Zueira sem limites com a sede: você quer água ou sopa de enguia?

Sim, esse é mais um post sobre água na internet. E sim, vamos apelar para que você a preserve direitinho, mas por um motivo um pouquinho diferente só que igual: porque água boa não nasce em qualquer lugar, não! Não é toda água que desce redondo, não mesmo! Ôôô saudade da água do Brasil! Pois se tem uma coisa que chocou nossa boca, estômago, olhos e cabelos foi a água da Dinamarca. Foi a água da zueira sem limites com a nossa sede! Dinamarqueses orgulhosos dos produtos nacionais, que vocês não me leiam! Mas a água de vocês é uma aguinha complicada. E a gente vai te contar essa dramática experiência aquática no podcast de hoje.

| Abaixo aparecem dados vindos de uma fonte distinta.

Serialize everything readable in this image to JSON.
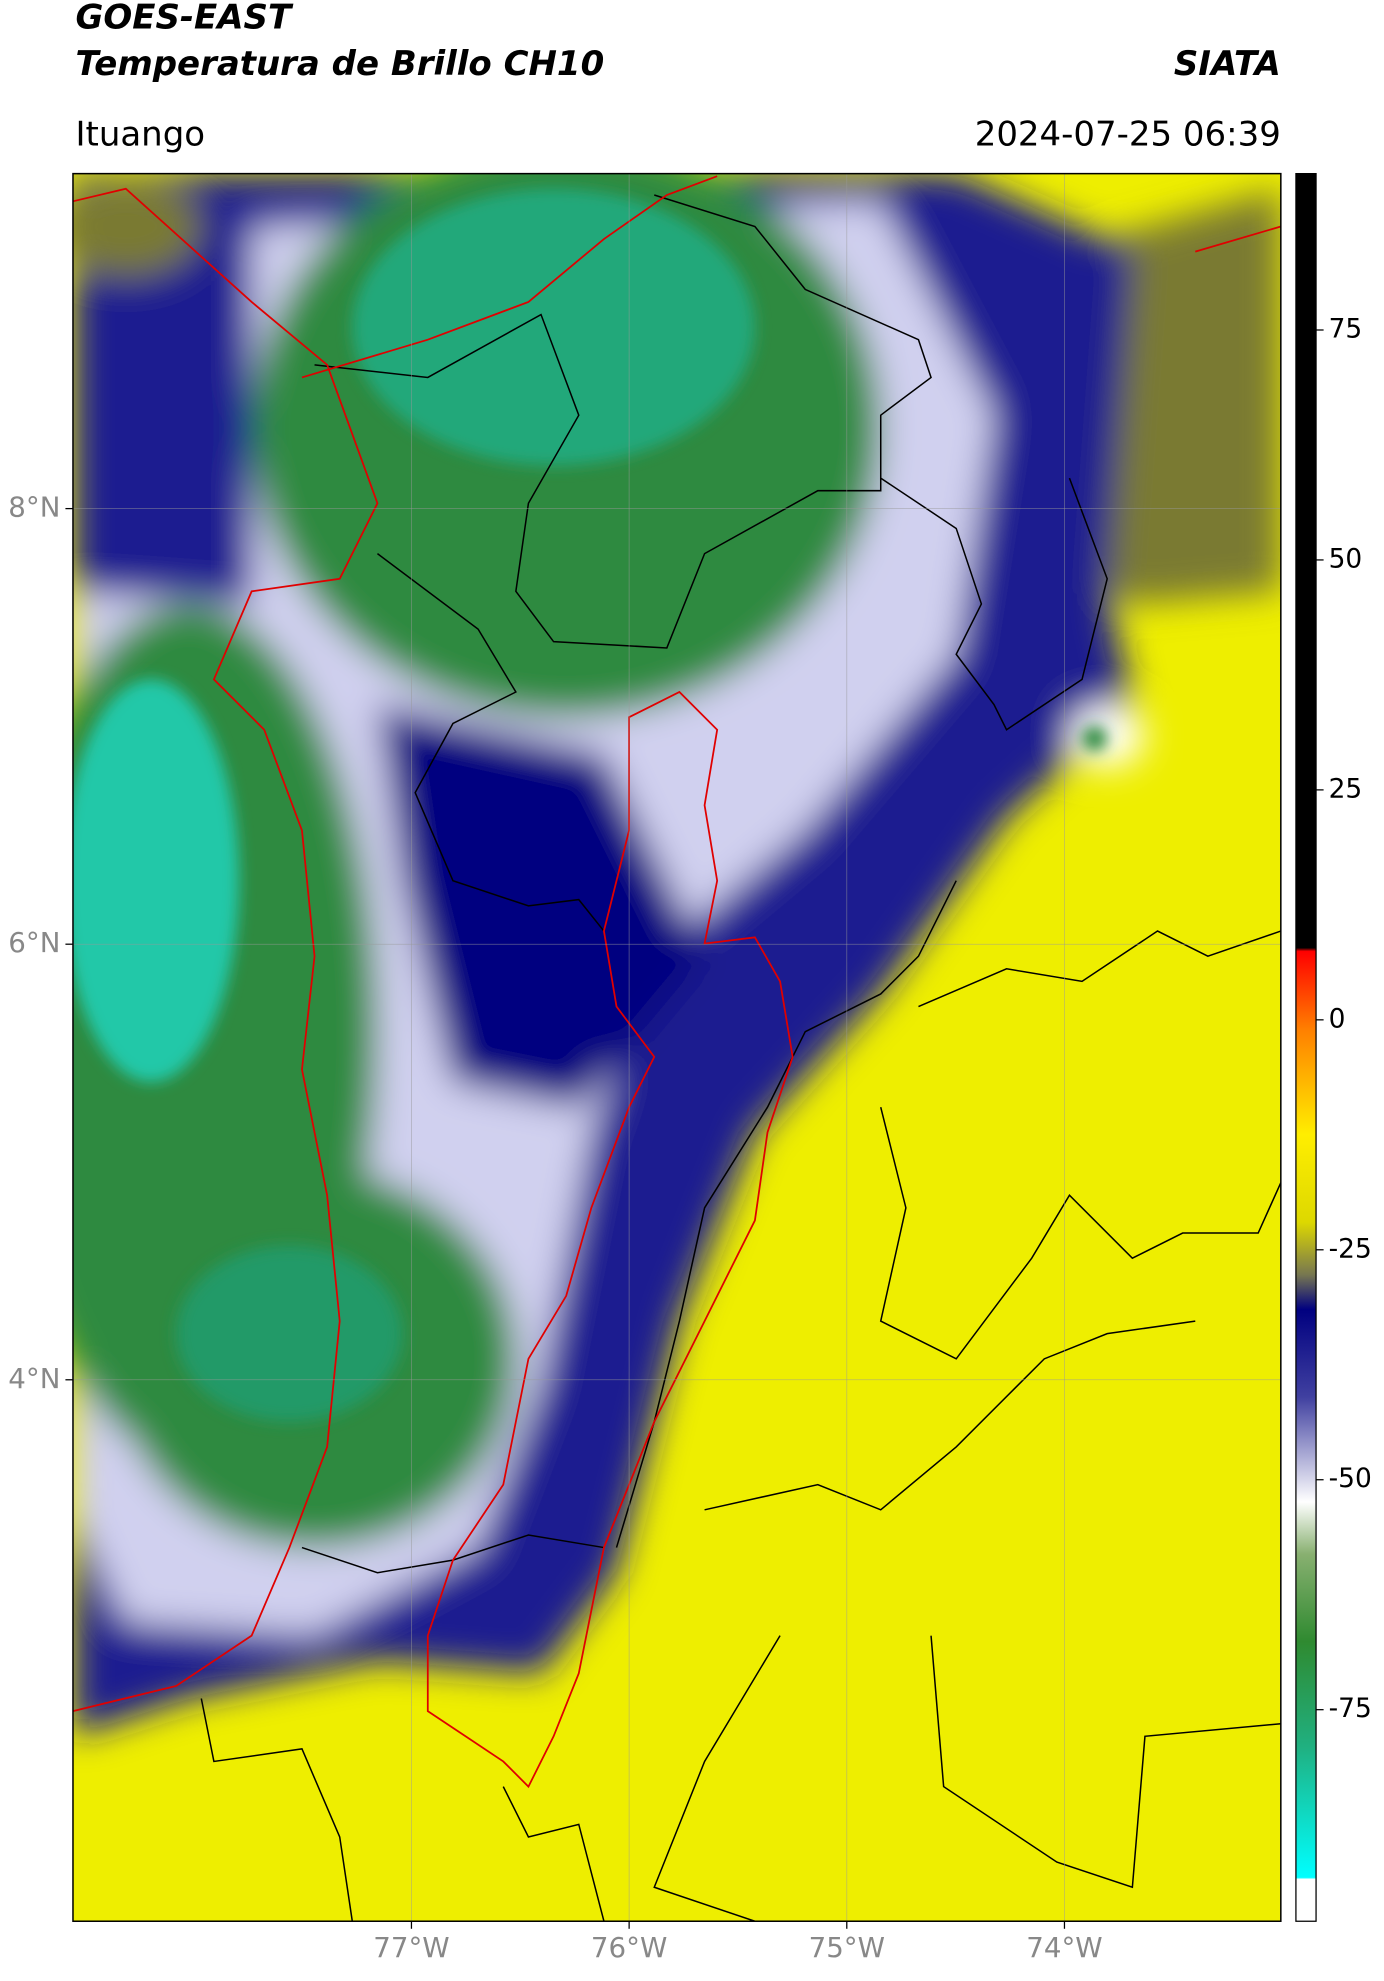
{
  "header": {
    "title": "GOES-EAST",
    "subtitle": "Temperatura de Brillo CH10",
    "source": "SIATA",
    "location": "Ituango",
    "timestamp": "2024-07-25 06:39"
  },
  "map": {
    "xlim": [
      -78.555,
      -73.006
    ],
    "ylim": [
      1.514,
      9.538
    ],
    "xticks": [
      {
        "value": -77,
        "label": "77°W"
      },
      {
        "value": -76,
        "label": "76°W"
      },
      {
        "value": -75,
        "label": "75°W"
      },
      {
        "value": -74,
        "label": "74°W"
      }
    ],
    "yticks": [
      {
        "value": 4,
        "label": "4°N"
      },
      {
        "value": 6,
        "label": "6°N"
      },
      {
        "value": 8,
        "label": "8°N"
      }
    ],
    "grid": true
  },
  "colorbar": {
    "lim": [
      -98,
      92
    ],
    "ticks": [
      -75,
      -50,
      -25,
      0,
      25,
      50,
      75
    ]
  }
}
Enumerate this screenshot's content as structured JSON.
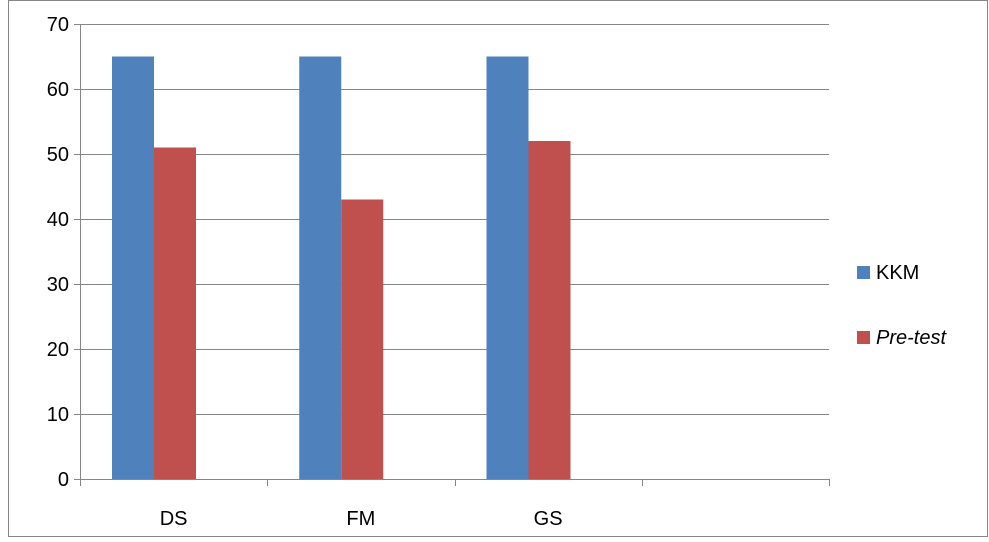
{
  "chart_data": {
    "type": "bar",
    "categories": [
      "DS",
      "FM",
      "GS",
      ""
    ],
    "series": [
      {
        "name": "KKM",
        "values": [
          65,
          65,
          65,
          null
        ],
        "color": "#4F81BD"
      },
      {
        "name": "Pre-test",
        "values": [
          51,
          43,
          52,
          null
        ],
        "color": "#C0504D"
      }
    ],
    "ylim": [
      0,
      70
    ],
    "yticks": [
      "0",
      "10",
      "20",
      "30",
      "40",
      "50",
      "60",
      "70"
    ],
    "grid": true,
    "legend_position": "right",
    "colors": {
      "gridline": "#868686",
      "axis": "#868686",
      "frame": "#868686",
      "text": "#000000"
    }
  }
}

Fora todo o estranhamento de tomar água direto da torneira, por mais “limpinha” que ela seja, ainda tivemos que lidar com as propriedades peculiares dessas águas do lado de cá. E isso nem é invenção nossa não. Outro dia eu estava lendo a história do Bakken, o parque de diversões mais antigo do mundo que fica aqui, e no texto contavam sobre como o parque surgiu no entorno de um lugar onde fora descoberta uma fonte de água limpa. Essa fonte gerou um burburinho imenso, uma vez que em 1583 a água da região de Copenhague era, segundo o historiador, muito ruim e suja. A água limpa era de difícil obtenção, então, a fonte virou uma vedete, assim como o parque. Ironicamente, ao descrever a tal da água de Copenhague, o historiador mencionou que ela era conhecida como água de enguia (aquele peixinho feio e nojento ) e, sobre o gosto, falou que seria melhor deixar isso apenas por conta da imaginação…Hoje, a água pode ser limpa e tratada, mas para mim, a água continua tendo o gosto que minha imaginação atribuiria à água de enguia. Quero de volta meu filtro de barro e minha água fresquinha de Minas Gerais!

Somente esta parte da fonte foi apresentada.